La communauté mondiale bahá’íe, qui dirige ses affaires dans le cadre de conseils administratifs librement élus aux niveaux local, national et international, peut offrir une alternative intéressante.
Sous bien des aspects, son système électoral rassemble les meilleures pratiques des autres systèmes : les élections se tiennent régulièrement et les élus ont des mandats précis ; les votes se font à bulletin secret à tous les niveaux ; enfin, tous les membres adultes de la communauté, sans distinction de race, de sexe ou d’appartenance ethnique, ont le droit de vote.
Toutefois, les élections bahá’íes se distinguent par quelques particularités exemplaires. Tout d’abord, il n’y a pas de candidat désigné ni de procédure pour faire acte de candidature. Dans la plupart des cas, tous les électeurs sont considérés comme éligibles. De plus, il n’y a ni campagne ni sollicitation d’aucune sorte. Dans cette logique, il n’existe pas non plus de factions idéologiques, ni de partis politiques.
À première vue, cette absence de désignations, de campagnes ou de partis paraît peu réaliste mais c’est en fait un système pratique qui débouche sur un système d’administration stable, pacifique et imperméable à toute corruption et qui agit au mieux pour les intérêts de la vie publique.
La meilleure façon d’expliquer la manière dont se déroulent les élections bahá’íes est peut-être de décrire le processus par lequel sont choisis les membres de l’administration bahá’íe au niveau local.
L’Assemblée spirituelle locale, qui est chargée de veiller aux affaires de la communauté bahá’íe dans une circonscription donnée (généralement village, arrondissement, ville, canton), se compose de neuf adultes résidant dans la communauté dont elle est responsable.
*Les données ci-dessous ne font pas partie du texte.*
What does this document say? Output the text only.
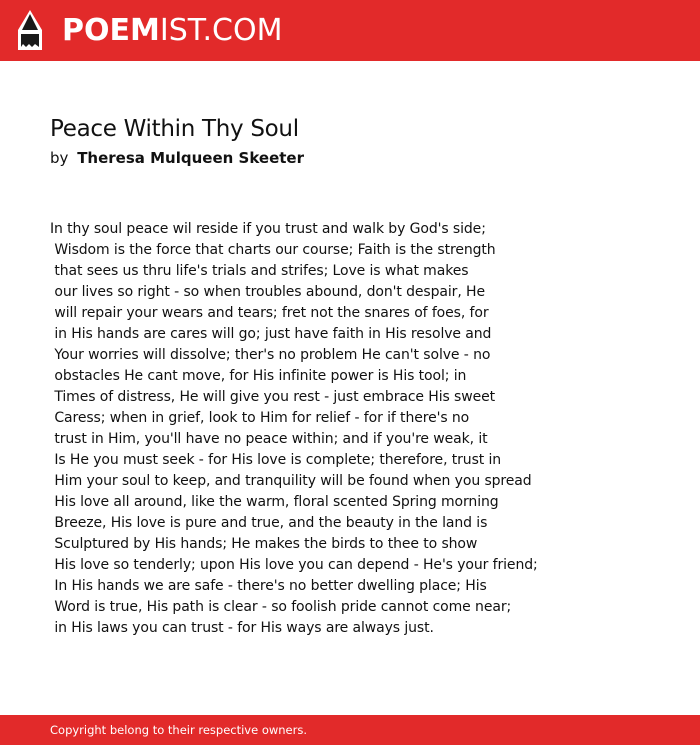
POEMIST.COM
Peace Within Thy Soul
by Theresa Mulqueen Skeeter
In thy soul peace wil reside if you trust and walk by God's side;
Wisdom is the force that charts our course; Faith is the strength
that sees us thru life's trials and strifes; Love is what makes
our lives so right - so when troubles abound, don't despair, He
will repair your wears and tears; fret not the snares of foes, for
in His hands are cares will go; just have faith in His resolve and
Your worries will dissolve; ther's no problem He can't solve - no
obstacles He cant move, for His infinite power is His tool; in
Times of distress, He will give you rest - just embrace His sweet
Caress; when in grief, look to Him for relief - for if there's no
trust in Him, you'll have no peace within; and if you're weak, it
Is He you must seek - for His love is complete; therefore, trust in
Him your soul to keep, and tranquility will be found when you spread
His love all around, like the warm, floral scented Spring morning
Breeze, His love is pure and true, and the beauty in the land is
Sculptured by His hands; He makes the birds to thee to show
His love so tenderly; upon His love you can depend - He's your friend;
In His hands we are safe - there's no better dwelling place; His
Word is true, His path is clear - so foolish pride cannot come near;
in His laws you can trust - for His ways are always just.
Copyright belong to their respective owners.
Elle est élue tous les ans.
Le processus électoral est très simple. Chaque année, en avril, tous les membres adultes de la communauté se réunissent et, dans une atmosphère de prières et de réflexion, déposent des bulletins de vote sur lesquels sont inscrits les noms des neuf adultes qui leur paraissent êtres les plus aptes à diriger la communauté.
Les résultats sont dépouillés sur place et les neuf personnes qui recueillent le plus de voix sont élues.
Tout en étant simple, ce mode d’élection au sein de l’ensemble de la communauté présente de nombreux avantages en tant que système de gouvernance :
• Liberté de choix totale. Comme il n’y a pas de « candidats » désignés en tant que tels, celui qui vote a l’entière liberté de choisir ceux ou celles qui lui semblent les plus qualifiés.
• Liberté de conscience dans la prise de décision. Les élus sont dégagés de toute promesse électorale. Ils n’appartiennent à aucune circonscription, aucun parti ou aucune catégorie d’électeurs. Lorsque l’Assemblée se réunit, ses membres ont l’entière liberté de parole et de vote et de prendre des décisions selon leur conscience.
• Pas de pression financière. Pas de campagne, pas de collecte de fonds et, par voie de conséquence, pas de corruption.
• Priorité aux qualités morales. Puisque personne n’est nommé et qu’il n’y a pas de campagne électorale, les personnes qui cherchent à défendre leurs idées, leur carrière ou leurs intérêts n’en tirent aucun avantage et sont même pénalisés car les électeurs bahá’ís donnent la prime aux valeurs morales et spirituelles.
• Conception nouvelle du pouvoir. Le pouvoir de décision étant entre les mains des organes administratifs, le système bahá’í ne permet pas à des individus d’imposer arbitrairement leur volonté ou leur autorité et il ne peut servir de tremplin pour accéder à un quelconque pouvoir. Tous les membres de la communauté bahá’íe, quelle que soit la position qu’ils occupent dans le système administratif, doivent se considérer comme engagés dans un processus d’apprentissage où ils cherchent à comprendre et à appliquer les lois et les principes de leur foi.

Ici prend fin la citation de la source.